Quanto a investimento de empresas e empresários brasileiros na região algarvia, o cônsul salienta que, «se houver interesse de brasileiros a vir para cá, vai ser mais no setor de hotelaria, de restaurantes e tudo mais». No entanto, admite, «não há um movimento grande neste momento, senão eu estaria a par».

O que os brasileiros com poder de compra mais procuram em Portugal é a segurança e uma casa, investimento que até lhes poderá dar acesso mais facilitado a um visto dourado ou à dupla nacionalidade. José Estanislau Souza Neto refere que «há demanda de brasileiros por residência, mas em todo o Portugal. Os brasileiros estão a comprar imóveis. Tem de tudo um pouco. Pessoas que têm uma segunda residência ou uma terceira residência de alto nível. Tem também pessoas que vêm para cá aposentadas, porque Portugal oferece o tipo de visto de permanência específico para aposentados».

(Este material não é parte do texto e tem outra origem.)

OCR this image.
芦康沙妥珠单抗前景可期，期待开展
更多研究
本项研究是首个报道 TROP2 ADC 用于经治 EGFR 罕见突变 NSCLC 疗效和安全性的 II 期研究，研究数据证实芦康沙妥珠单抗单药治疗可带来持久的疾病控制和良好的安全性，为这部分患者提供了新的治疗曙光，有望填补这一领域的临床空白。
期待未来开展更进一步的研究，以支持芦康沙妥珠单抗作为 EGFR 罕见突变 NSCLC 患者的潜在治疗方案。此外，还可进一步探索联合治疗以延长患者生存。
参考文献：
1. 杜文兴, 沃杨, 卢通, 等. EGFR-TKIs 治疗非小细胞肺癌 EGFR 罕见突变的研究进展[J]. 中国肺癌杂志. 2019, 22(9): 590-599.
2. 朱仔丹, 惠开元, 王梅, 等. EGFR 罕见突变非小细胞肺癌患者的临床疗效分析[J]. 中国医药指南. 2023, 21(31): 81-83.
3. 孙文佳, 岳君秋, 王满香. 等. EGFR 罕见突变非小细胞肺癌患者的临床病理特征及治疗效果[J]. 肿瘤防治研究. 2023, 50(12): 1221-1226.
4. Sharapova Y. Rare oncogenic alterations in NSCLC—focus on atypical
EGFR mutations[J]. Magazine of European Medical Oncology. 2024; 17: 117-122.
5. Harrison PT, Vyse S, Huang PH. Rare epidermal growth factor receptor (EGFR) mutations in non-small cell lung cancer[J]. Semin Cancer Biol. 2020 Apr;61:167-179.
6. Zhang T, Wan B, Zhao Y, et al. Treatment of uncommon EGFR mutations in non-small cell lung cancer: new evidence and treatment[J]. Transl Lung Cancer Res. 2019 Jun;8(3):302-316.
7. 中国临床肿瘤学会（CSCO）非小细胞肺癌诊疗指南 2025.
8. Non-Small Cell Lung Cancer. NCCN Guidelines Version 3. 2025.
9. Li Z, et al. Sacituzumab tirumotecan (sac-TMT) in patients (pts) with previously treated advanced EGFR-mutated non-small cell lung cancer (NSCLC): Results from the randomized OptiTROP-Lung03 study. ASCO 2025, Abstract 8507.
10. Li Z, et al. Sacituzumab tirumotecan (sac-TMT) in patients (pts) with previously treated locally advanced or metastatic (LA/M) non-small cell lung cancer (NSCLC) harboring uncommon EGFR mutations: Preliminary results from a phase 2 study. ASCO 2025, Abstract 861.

No top das prioridades desses brasileiros endinheirados está Lisboa, Porto, Braga, mas o Algarve, até pelo clima mais ameno, pode ser uma hipótese futura. «Eu converso muito com o Reinaldo Teixeira, cônsul honorário, que é empresário nessa área do imobiliário», para «vermos como vamos dinamizar essa parte empresarial».

Mesmo ao nível do turismo, que aumentou exponencialmente nos últimos anos do Brasil para Portugal, os brasileiros ainda não descobriram o Algarve. O diplomata considera que isso se deve talvez ao facto de o turismo algarvio se basear muito na praia, «e isso nós temos no Brasil». «Se for ao Porto, ou Lisboa, ou qualquer cidade no norte do país, Braga, Bragança, Guimarães, é impressionante ver a quantidade de turistas brasileiros que lá encontra… Aqui no sul é mais difícil».

Há, por isso, muito trabalho a fazer. No entanto, admite o novo Cônsul Geral do Brasil em Faro, «ainda não tive tempo de colocar a mão na massa. A minha primeira prioridade é colocar o Consulado em ordem para atender os brasileiros que já estão aqui. Isso acho que rapidamente vai estar bem solucionado e vamos depois começar a ver as outras coisas».